Follow-up question: it seems that range queries on the *second* field of
a CompositeType(UUIDType(), UUIDType()) do not work.
What am I missing?
I thought that creating 1000 column names with the *same* UUID in the
first field of the CompositeType and a random UUID in the second field
would make it so I can get out four subranges of the second UUID by
constructing four evenly spaced start/finish keys -- see below.
Instead, it appears that all of the rows end up in the last subrange.
See assert below marked "this fails"
Advice on this much appreciated -- jrf
sm = SystemManager(chosen_server)
sm.create_keyspace(namespace, SIMPLE_STRATEGY, {'replication_factor': '1'})
family = 'test'
sm.create_column_family(
namespace, family, super=False,
key_validation_class = ASCII_TYPE,
default_validation_class = BYTES_TYPE,
comparator_type=CompositeType(UUIDType(), UUIDType()),
)
pool = ConnectionPool(namespace, config['storage_addresses'],
max_retries=1000, pool_timeout=10, pool_size=2,
timeout=120)
cf = pycassa.ColumnFamily(pool, family)
u1, u2, u3, u4 = uuid.uuid1(), uuid.uuid1(), uuid.uuid1(), uuid.uuid1()

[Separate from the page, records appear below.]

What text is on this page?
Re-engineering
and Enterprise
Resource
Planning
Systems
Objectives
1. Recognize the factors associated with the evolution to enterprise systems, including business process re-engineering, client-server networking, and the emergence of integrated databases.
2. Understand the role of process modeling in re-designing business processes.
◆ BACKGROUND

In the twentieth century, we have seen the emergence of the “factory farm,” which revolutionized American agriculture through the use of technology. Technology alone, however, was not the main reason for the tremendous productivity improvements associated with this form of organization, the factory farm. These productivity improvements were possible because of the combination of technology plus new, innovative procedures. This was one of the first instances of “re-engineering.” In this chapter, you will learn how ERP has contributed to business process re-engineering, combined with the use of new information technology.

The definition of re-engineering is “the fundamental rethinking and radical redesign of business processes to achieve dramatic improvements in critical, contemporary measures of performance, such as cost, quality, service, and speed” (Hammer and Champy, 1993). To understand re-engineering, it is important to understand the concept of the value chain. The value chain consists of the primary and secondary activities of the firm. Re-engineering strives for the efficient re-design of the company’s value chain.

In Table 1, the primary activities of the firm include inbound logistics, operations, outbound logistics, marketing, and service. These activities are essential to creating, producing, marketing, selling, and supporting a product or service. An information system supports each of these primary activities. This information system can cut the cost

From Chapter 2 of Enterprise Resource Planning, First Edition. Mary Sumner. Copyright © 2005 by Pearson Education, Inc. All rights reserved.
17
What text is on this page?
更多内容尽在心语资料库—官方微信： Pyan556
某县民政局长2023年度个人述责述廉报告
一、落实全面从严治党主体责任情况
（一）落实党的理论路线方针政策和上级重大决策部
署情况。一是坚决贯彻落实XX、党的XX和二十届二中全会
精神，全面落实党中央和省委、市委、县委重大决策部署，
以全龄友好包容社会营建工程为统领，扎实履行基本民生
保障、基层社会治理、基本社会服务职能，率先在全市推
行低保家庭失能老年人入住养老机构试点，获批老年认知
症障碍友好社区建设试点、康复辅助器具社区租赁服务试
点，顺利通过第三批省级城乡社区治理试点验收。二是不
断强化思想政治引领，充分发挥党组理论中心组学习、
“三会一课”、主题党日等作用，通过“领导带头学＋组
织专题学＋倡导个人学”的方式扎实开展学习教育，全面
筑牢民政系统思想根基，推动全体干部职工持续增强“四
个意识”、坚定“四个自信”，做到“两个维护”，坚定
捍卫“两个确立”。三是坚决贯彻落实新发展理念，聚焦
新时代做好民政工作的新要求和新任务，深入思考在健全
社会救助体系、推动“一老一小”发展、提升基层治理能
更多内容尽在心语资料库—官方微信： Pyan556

cf.insert('inbound', {(u1, u2): b''})
cf.insert('inbound', {(u1, u3): b''})
cf.insert('inbound', {(u1, u4): b''})
## test range searching
start = uuid.UUID(int=u3.int - 1)
finish = uuid.UUID(int=u3.int + 1)
assert start.int < u3.int < finish.int
rec3 = cf.get('inbound',
column_start =(u1, start),
column_finish=(u1, finish)).items()
assert len(rec3) == 1
assert rec3[0][0][1] == u3
#### This assert above passes!
#### This next part fails :-/
## now insert many rows -- enough that some should fall in each
## subrange below
for i in xrange(1000):
cf.insert('inbound', {(u1, uuid.uuid4()): b''})
## do four ranges, and expect more than zero in each
step_size = 2**(128 - 2)
## go in reverse order to illustrate that they are all at the end!!!?
for i in range(2**2, 0, -1):
start = uuid.UUID(int=(i-1) * step_size)
finish = uuid.UUID(int=min(i * step_size, 2**128 - 1))
recs = cf.get('inbound',
column_start =(u1, start),
column_finish=(u1, finish)).items()
for key, val in recs:
assert val == b''
assert start < key[1] < finish ## this fails!!